Référence en évaluation d’entreprise: A Reviewer’s Handbook to Business Valuation

 Le livre en évaluation d’entreprise: A Reviewer’s Handbook to Business Valuation- Practical Guidance to the Use and Abuse of Business Appraisal  de L. Hood et T Lee, Wiley , 2011 me semblait, avant de l’acheter, intéressant. On mentionnait que c’était le seul livre écrit pour des évaluateurs et des avocats donc qu’il était différent. Il est tout à fait ordinaire.

Il est comme un livre d’évaluation dans lequel les standards américains et canadiens ( 2 gros  chapitres)  en évaluation y sont expliqués ainsi que les différentes méthodes d’évaluation d’une entreprise.

Il y a 2 chapitres qui sont intéressants  et portent  les erreurs des évaluateurs (50 pages ) devant la Cour ( États-Unis).Pour environ 70$, ça ne vaut pas le coût.

 

 

Référence en juricomptabilité: Investigation financière et juricomptabilité – Guide de bonnes pratiques de Guylaine Leclerc et. al

Le livre  Investigation financière et juricomptabilité – Guide de bonnes pratiques de Guylaine Leclerc, Emmmanuel Charrier et Manon Roy ( édité en 2012) est le seul livre de  référence écrit en français sur la juricomptabilité selon les normes en vigueur et applicables au Québec.

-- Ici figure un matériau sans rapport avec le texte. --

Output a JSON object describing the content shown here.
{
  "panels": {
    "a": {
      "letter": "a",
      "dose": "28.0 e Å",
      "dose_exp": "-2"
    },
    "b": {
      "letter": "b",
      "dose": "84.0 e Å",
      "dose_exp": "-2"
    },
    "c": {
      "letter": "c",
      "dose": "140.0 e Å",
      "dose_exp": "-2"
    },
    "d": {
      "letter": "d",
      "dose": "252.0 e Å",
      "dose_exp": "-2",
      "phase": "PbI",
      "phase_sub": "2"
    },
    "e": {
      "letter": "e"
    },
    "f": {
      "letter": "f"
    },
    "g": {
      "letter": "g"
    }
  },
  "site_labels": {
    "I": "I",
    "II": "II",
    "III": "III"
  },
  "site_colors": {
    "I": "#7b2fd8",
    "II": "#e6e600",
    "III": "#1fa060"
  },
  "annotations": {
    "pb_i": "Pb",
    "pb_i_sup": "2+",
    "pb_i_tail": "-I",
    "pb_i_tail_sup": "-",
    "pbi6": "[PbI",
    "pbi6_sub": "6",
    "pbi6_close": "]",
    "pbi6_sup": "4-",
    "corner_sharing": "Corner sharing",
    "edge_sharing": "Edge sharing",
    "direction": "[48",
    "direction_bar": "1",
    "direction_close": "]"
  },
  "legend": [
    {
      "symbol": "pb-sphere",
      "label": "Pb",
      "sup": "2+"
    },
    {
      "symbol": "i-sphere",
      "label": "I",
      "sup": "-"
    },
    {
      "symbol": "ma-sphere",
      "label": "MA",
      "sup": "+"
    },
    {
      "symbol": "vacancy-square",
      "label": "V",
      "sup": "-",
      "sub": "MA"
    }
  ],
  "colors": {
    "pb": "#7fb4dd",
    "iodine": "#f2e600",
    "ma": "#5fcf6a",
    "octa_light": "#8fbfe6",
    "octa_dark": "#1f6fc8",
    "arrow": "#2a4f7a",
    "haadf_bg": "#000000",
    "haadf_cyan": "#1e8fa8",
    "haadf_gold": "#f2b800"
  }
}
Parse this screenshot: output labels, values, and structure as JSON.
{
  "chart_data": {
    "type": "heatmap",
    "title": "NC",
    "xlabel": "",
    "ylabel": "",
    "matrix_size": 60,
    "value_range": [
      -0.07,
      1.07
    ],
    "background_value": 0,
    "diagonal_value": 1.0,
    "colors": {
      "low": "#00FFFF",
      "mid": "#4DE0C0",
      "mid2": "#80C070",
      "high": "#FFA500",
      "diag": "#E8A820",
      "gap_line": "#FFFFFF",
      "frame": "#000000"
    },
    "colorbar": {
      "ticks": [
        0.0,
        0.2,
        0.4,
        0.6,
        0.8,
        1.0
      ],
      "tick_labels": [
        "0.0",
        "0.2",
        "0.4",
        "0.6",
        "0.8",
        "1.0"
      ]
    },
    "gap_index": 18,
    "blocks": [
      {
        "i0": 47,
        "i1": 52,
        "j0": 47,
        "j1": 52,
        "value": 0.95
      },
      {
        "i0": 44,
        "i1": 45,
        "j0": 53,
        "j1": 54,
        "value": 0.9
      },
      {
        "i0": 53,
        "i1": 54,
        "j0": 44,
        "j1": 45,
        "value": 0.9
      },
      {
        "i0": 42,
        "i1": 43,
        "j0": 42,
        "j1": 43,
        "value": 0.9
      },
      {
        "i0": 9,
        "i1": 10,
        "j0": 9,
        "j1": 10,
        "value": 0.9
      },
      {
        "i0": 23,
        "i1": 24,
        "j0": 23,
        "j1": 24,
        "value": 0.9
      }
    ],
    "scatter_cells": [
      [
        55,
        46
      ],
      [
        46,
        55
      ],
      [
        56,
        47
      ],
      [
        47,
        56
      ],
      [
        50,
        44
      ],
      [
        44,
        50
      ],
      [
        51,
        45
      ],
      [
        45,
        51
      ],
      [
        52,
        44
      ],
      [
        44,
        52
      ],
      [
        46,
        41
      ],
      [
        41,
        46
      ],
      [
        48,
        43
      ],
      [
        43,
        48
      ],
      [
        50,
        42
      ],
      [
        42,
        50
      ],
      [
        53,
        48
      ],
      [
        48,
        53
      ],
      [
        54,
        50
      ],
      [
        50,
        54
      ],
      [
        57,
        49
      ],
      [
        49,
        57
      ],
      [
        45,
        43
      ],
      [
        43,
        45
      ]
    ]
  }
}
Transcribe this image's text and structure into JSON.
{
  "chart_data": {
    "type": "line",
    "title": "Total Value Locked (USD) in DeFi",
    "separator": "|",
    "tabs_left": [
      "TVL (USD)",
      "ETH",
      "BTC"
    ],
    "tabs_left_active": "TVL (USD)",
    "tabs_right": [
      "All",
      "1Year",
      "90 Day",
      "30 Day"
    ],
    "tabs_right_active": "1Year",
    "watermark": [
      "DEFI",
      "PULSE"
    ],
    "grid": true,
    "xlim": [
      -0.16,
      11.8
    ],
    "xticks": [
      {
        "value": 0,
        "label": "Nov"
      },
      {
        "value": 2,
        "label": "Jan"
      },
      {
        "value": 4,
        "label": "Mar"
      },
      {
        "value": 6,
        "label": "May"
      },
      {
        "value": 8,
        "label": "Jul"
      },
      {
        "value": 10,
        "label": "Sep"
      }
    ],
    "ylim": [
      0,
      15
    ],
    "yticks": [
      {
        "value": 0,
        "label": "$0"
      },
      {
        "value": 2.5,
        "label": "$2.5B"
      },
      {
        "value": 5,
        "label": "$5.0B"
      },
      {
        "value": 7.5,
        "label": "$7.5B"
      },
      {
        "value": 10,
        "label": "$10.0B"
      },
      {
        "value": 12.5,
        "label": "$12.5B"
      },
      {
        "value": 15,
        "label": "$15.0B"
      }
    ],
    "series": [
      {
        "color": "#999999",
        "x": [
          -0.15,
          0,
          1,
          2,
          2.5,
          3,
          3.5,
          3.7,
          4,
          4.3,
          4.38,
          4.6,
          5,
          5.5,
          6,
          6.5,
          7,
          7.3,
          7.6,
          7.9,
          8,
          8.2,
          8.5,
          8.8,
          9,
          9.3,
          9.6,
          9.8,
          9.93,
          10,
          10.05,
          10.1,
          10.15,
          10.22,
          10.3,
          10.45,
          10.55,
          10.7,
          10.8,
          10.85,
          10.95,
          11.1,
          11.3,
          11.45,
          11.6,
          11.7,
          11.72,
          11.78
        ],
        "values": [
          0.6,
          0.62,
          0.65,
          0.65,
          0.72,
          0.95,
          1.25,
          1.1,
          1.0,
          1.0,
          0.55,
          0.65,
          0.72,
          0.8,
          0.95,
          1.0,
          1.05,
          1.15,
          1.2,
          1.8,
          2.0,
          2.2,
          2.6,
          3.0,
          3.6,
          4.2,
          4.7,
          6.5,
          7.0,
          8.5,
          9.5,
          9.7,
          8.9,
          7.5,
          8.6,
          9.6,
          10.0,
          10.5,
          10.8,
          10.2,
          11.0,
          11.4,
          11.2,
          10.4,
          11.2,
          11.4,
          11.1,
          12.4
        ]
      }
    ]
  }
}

Ce volume décrit l’approche globale à suivre lors d’un mandat de juricomptabilité.  C’est un livre sur les processus d’investigation financière  et les auteurs détaillent toutes  les étapes d’un mandat d’investigation financière et de juricomptabilité du contact initial avec le client  (avant le mandat) jusqu’à la présence en Cour de l’expert (attitude, témoignage, préparation, etc.). Chacune des étapes y est expliquée , les normes qui s’appliquent et  on y fait référence à des situations pratiques avec des cas connus tels que  Lambert c. Quirion, Lacroix. Cet élément apporte un degré de facilité pour la compréhension des concepts et permet de mieux visualiser les procédures. C’est un livre “pratico-pratique” , bien écrit et bien étayé, qui , selon moi, devrait  être le volume de référence obligatoire pour un premier cours en juricomptabilité à l’université. La première partie du livre, l’introduction, décrit les organisations, accréditations professionnelles, règlementation en lien avec la juricomptabilité qui existe au Canada, aux États-Unis et en France.

La reliure, la mise en page et le graphisme sont d’une excellente qualité. C’est un des plus beaux livres édités chez les Editions Yvon Blais que j’ai lus  et vus. Les images, tableaux ont un fonds en couleur agréable. Le livre se lit bien, et est bien numéroté. Je dirais que c’est dans les livres les mieux faits que j’ai lus en juricomptabilité, en termes de présentation et de graphisme. Le “look” est parfait.

Autre référence: Editions Yvon Blais

Référence en évaluation d’entreprise et quantification des dommages :Measuring Business Interruption Losses and Other Commercial Damages

Le livre de Patrick A. Gaughan ” Measuring Business Interruption Losses and Other Commercial Damages”  sur l’évaluation des pertes dues à une interruption d’une entreprise et les dommages commerciaux est un excellent volume écrit par un spécialiste en économétrie. Habituellement les livres en évaluation d’entreprise et/ou quantification des dommages du point de vue quantitatif sont écrits par des comptables qui sont des  experts en évaluation d’entreprise, ce qui fait que ce volume a une approche beaucoup plus technique en termes de modélisation et de statistiques.

Par exemple, l’utilisation de la régression linéaire est très  bien expliqué. On peut facilement utiliser Excel et obtenir une droite de régression  en y insérant des données historiques. Mais cette formule obtenue est-elle valise statistiquement parlant? L’auteur détaille les embuches de cette analyse et explique les comment s’assurer que le modèle est fiable.

Sa démarche d’analyse sur l’évaluation d’entreprise et la quantification des dommages se base sur des analyses statistiques détaillées pour l’évaluation des profits perdus, les  sur des placements suite à une fraude,  la quantification des dommages, les dommages sur la propriété intellectuelle.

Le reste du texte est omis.